A 27-kg girl is bouncing on a trampoline. During a certain interval after leaving the surface of the trampoline, her kinetic energy decreases to 150 J from 430 J. How high does she rise during this interval? Neglect air resistance.
To solve this problem, we can use the principle of conservation of energy. The total mechanical energy of the girl-trampoline system remains constant throughout the motion, neglecting air resistance.
The mechanical energy is the sum of potential energy and kinetic energy:
Total Mechanical Energy = Potential Energy + Kinetic Energy
We can assume that the girl starts from rest at the surface of the trampoline, so initially, her potential energy is zero, and her kinetic energy is equal to the total mechanical energy.
At the highest point of her motion, all her initial kinetic energy is converted to potential energy, so her potential energy is equal to the total mechanical energy.
Given that her initial kinetic energy is 430 J and her final kinetic energy is 150 J, the change in kinetic energy is:
Change in Kinetic Energy = Final Kinetic Energy - Initial Kinetic Energy
Change in Kinetic Energy = 150 J - 430 J
Change in Kinetic Energy = -280 J
Since the mechanical energy is conserved, the change in kinetic energy is equal to the change in potential energy:
Change in Potential Energy = -280 J
At the highest point of her motion, her potential energy is equal to her final kinetic energy:
Potential Energy = Final Kinetic Energy
Potential Energy = 150 J
Therefore, her potential energy increases by 280 J from zero to 150 J. This increase in potential energy represents the work done against gravity to lift the girl.
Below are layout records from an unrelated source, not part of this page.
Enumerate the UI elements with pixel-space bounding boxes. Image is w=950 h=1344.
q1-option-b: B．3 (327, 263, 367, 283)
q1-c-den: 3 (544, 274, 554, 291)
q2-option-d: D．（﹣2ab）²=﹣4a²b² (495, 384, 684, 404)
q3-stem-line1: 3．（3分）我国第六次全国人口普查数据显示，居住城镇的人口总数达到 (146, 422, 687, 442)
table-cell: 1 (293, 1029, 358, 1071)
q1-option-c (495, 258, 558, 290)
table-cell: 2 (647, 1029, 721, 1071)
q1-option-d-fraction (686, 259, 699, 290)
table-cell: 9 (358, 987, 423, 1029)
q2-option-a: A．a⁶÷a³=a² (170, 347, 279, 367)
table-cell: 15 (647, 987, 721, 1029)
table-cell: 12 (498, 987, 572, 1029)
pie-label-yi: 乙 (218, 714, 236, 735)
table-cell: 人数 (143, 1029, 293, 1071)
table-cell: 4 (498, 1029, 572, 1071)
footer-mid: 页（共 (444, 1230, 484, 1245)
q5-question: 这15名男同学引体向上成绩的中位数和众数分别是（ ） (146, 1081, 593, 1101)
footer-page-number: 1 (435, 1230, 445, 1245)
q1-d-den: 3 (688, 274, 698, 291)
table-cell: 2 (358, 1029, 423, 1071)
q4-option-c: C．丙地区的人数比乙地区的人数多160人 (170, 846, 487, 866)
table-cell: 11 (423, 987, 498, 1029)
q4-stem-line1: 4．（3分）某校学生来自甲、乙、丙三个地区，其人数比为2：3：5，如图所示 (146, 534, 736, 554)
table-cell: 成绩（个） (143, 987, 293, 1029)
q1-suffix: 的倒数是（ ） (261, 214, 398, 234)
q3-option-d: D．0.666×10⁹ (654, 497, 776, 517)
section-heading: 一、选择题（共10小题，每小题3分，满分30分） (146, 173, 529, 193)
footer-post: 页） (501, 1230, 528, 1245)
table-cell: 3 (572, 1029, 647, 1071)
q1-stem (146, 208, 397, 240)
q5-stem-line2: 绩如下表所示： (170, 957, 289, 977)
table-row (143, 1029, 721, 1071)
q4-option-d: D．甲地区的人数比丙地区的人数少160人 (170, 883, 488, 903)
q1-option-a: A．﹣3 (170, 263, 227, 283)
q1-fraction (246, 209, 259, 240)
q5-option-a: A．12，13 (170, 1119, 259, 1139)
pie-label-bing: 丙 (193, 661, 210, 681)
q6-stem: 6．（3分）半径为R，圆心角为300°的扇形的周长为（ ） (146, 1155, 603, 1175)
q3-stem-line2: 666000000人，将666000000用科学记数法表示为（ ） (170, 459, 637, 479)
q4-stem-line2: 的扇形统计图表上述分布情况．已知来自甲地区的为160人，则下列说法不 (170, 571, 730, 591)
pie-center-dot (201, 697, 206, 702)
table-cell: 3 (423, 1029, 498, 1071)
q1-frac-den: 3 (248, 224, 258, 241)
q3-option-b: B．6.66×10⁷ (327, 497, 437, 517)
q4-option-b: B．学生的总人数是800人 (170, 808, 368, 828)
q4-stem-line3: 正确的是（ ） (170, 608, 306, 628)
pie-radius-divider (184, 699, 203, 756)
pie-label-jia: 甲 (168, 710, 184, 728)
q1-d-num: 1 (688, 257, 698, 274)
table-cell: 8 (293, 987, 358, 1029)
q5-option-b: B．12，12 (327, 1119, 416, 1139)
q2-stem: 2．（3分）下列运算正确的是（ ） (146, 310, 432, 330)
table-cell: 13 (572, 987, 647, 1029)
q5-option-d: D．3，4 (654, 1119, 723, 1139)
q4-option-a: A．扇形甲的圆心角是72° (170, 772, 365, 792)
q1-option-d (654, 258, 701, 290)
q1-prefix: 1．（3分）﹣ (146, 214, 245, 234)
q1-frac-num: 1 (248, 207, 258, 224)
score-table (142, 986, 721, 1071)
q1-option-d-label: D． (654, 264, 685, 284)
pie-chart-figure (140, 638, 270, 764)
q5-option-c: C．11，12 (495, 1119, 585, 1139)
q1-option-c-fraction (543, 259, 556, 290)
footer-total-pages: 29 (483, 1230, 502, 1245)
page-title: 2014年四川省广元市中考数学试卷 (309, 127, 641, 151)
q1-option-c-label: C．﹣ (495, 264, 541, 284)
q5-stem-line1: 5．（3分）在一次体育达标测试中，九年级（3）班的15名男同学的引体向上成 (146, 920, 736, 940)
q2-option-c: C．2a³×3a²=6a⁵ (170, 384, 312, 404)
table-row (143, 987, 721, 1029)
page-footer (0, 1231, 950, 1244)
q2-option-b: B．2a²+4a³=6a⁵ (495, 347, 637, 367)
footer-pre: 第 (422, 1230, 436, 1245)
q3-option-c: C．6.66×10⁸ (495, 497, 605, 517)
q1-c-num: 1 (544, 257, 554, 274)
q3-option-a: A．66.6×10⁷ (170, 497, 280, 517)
The potential energy equation is given by:
Potential Energy = m * g * h
where m is the mass of the girl (27 kg), g is the acceleration due to gravity (9.8 m/s^2), and h is the height of the girl's rise.
Rearranging the equation to solve for h:
h = Potential Energy / (m * g)
h = (280 J) / (27 kg * 9.8 m/s^2)
h ≈ 1.1 meters
Therefore, the girl rises approximately 1.1 meters during this interval.
To calculate the height to which the girl rises, we need to use the principle of conservation of mechanical energy. The mechanical energy of the system (girl + trampoline) is conserved in the absence of external forces like air resistance.
The mechanical energy of the system is the sum of the potential energy (PE) and the kinetic energy (KE) of the girl.
At the highest point of her trajectory, when the girl is momentarily at rest before descending, all of her initial kinetic energy will be converted into potential energy.
So, we have the equation:
PE(initial) + KE(initial) = PE(final) + KE(final)
Now, let's calculate the potential energy at the initial and final points:
PE(initial) = m*g*h (where m is the mass of the girl, g is the acceleration due to gravity, and h is the height)
KE(initial) = 430 J (given in the question)
PE(final) = 0 J (at the highest point, the potential energy is maximum and the kinetic energy is zero)
KE(final) = 150 J (given in the question)
We can plug in the given values into the equation and solve for h:
m*g*h + KE(initial) = PE(final) + KE(final)
27 kg * 9.8 m/s^2 * h + 430 J = 0 J + 150 J
264.6 h + 430 = 150
264.6 h = -280
h = -280 / 264.6
h ≈ -1.06 meters
The negative sign indicates a downward displacement. However, since the question asks for the height above the trampoline surface, we take the magnitude of the height:
h ≈ 1.06 meters
Therefore, the girl rises approximately 1.06 meters during this interval.